白姚区有个炼钢厂,为了迎接这次检查工作,厂长要求全厂停工做大扫除,停工期间连平时不能随意停机的炼钢炉都给停了。
就在工人们清扫炼钢炉里的炉渣时,居然发现了一截人的腿骨。
这可把工人们吓坏了,立即报了警,这就有了卫知礼看到的那一幕。
经法医初步鉴定,炼钢炉里发现的腿骨是一个男人的左腿腿骨,这个男人生前有跛足的毛病。
由于这截腿骨已经部分碳化,而碳化部分的骨头是提取不到DNA的,所以刑侦技术人员做DNA鉴定时遇到了些困难,但技术人员没有放弃。
这边技术人员费了好大力气终于提取到死者DNA,正在用死者的DNA数据跟公安局的失踪人口DNA库做匹配,另一边卫知礼已经给钱信办好了手续,揪着钱信的耳朵从交警大队出来了。
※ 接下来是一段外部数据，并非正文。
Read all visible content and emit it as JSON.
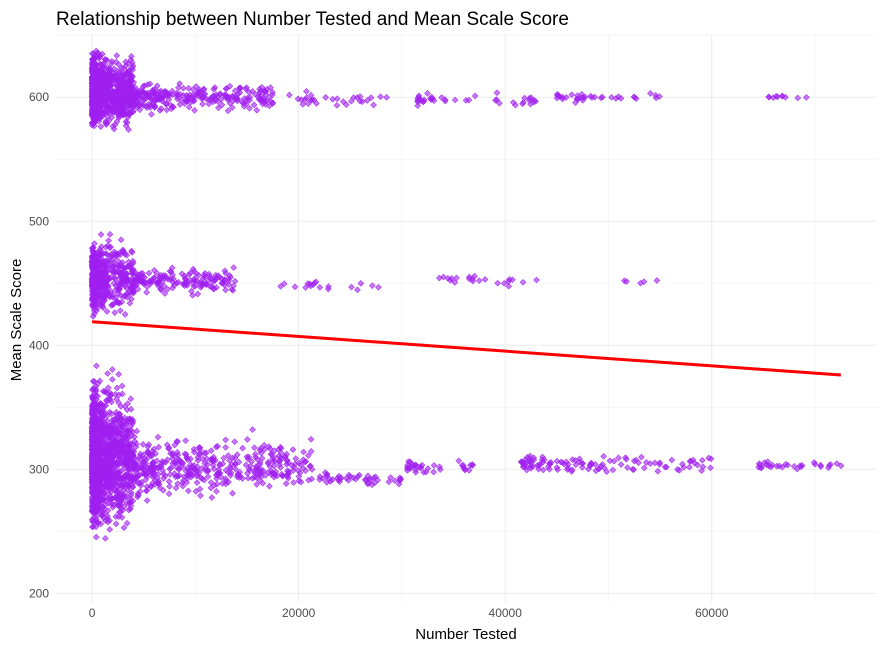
{
  "chart_data": {
    "type": "scatter",
    "title": "Relationship between Number Tested and Mean Scale Score",
    "xlabel": "Number Tested",
    "ylabel": "Mean Scale Score",
    "xlim": [
      -3500,
      76000
    ],
    "ylim": [
      193,
      651
    ],
    "x_ticks": [
      0,
      20000,
      40000,
      60000
    ],
    "x_tick_labels": [
      "0",
      "20000",
      "40000",
      "60000"
    ],
    "y_ticks": [
      200,
      300,
      400,
      500,
      600
    ],
    "y_tick_labels": [
      "200",
      "300",
      "400",
      "500",
      "600"
    ],
    "grid": true,
    "theme": "minimal",
    "point_color": "#a020f0",
    "line_color": "#ff0000",
    "trend_line": {
      "x": [
        0,
        72500
      ],
      "y": [
        419,
        376
      ]
    },
    "series": [
      {
        "clusters": [
          {
            "x_range": [
              0,
              4000
            ],
            "y_center": 605,
            "y_spread": 42,
            "n": 900
          },
          {
            "x_range": [
              4000,
              17500
            ],
            "y_center": 600,
            "y_spread": 18,
            "n": 260
          },
          {
            "x_range": [
              19000,
              29000
            ],
            "y_center": 598,
            "y_spread": 8,
            "n": 30
          },
          {
            "x_range": [
              31500,
              43500
            ],
            "y_center": 598,
            "y_spread": 7,
            "n": 40
          },
          {
            "x_range": [
              45000,
              55000
            ],
            "y_center": 600,
            "y_spread": 6,
            "n": 35
          },
          {
            "x_range": [
              65500,
              69500
            ],
            "y_center": 600,
            "y_spread": 2,
            "n": 10
          },
          {
            "x_range": [
              0,
              4000
            ],
            "y_center": 455,
            "y_spread": 42,
            "n": 500
          },
          {
            "x_range": [
              4000,
              14000
            ],
            "y_center": 452,
            "y_spread": 16,
            "n": 160
          },
          {
            "x_range": [
              17500,
              28500
            ],
            "y_center": 448,
            "y_spread": 6,
            "n": 18
          },
          {
            "x_range": [
              33500,
              43500
            ],
            "y_center": 452,
            "y_spread": 8,
            "n": 22
          },
          {
            "x_range": [
              51500,
              55000
            ],
            "y_center": 452,
            "y_spread": 3,
            "n": 5
          },
          {
            "x_range": [
              0,
              4000
            ],
            "y_center": 310,
            "y_spread": 85,
            "n": 1300
          },
          {
            "x_range": [
              4000,
              21500
            ],
            "y_center": 302,
            "y_spread": 34,
            "n": 420
          },
          {
            "x_range": [
              22000,
              30000
            ],
            "y_center": 292,
            "y_spread": 8,
            "n": 45
          },
          {
            "x_range": [
              30500,
              37500
            ],
            "y_center": 302,
            "y_spread": 8,
            "n": 35
          },
          {
            "x_range": [
              41500,
              60500
            ],
            "y_center": 304,
            "y_spread": 12,
            "n": 110
          },
          {
            "x_range": [
              64500,
              73000
            ],
            "y_center": 303,
            "y_spread": 5,
            "n": 30
          }
        ]
      }
    ]
  }
}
然而他俩还没走出多远,就被白姚区刑警大队大队长拦住了。
大队长把两人请进了刑警大队的接待室。
大队长姓甄,大家都称呼他为甄队,三十九四十岁的年纪,不苟言笑。
甄队正襟危坐,手里拿着一份近几个月的京城失踪人员名单,目光落在一个叫“钱弘”的名字上。
钱弘涉.毒畏罪潜逃,目前是个失踪的状态。
甄队看了一眼钱信,问:“你是钱弘的堂弟?”
钱信点点头,“是啊。”
甄队又看了一眼卫知礼,问:“你是钱弘的表哥?”
卫知礼也点点头。
“那配合我们回答几个问题吧。”甄队说。
“您问。”卫知礼落落大方,一旁的钱信则不敢说话。
“我看到钱弘的资料上说,他左腿跛足?”甄队问。
“是。”卫知礼回答。
“受过什么伤导致跛足?”
“左腿小腿粉碎性骨折。”卫知礼如实说道。
甄队听罢点了点头,自言自语道:“虽然DNA结果还没出来,但这个伤跟法医验出来的是一样的。”
卫知礼问:“甄队这是什么意思?找到钱弘了?”
甄队沉默了几秒,说:“或许吧。依我的猜测,**不离十。你们在这等等结果。”
没过多久,有人推门进来叫了甄队一声,甄队出去后,那人对甄队说:“DNA结果出来了,炼钢炉里发现的骨头DNA数据与钱弘的DNA数据完全吻合。”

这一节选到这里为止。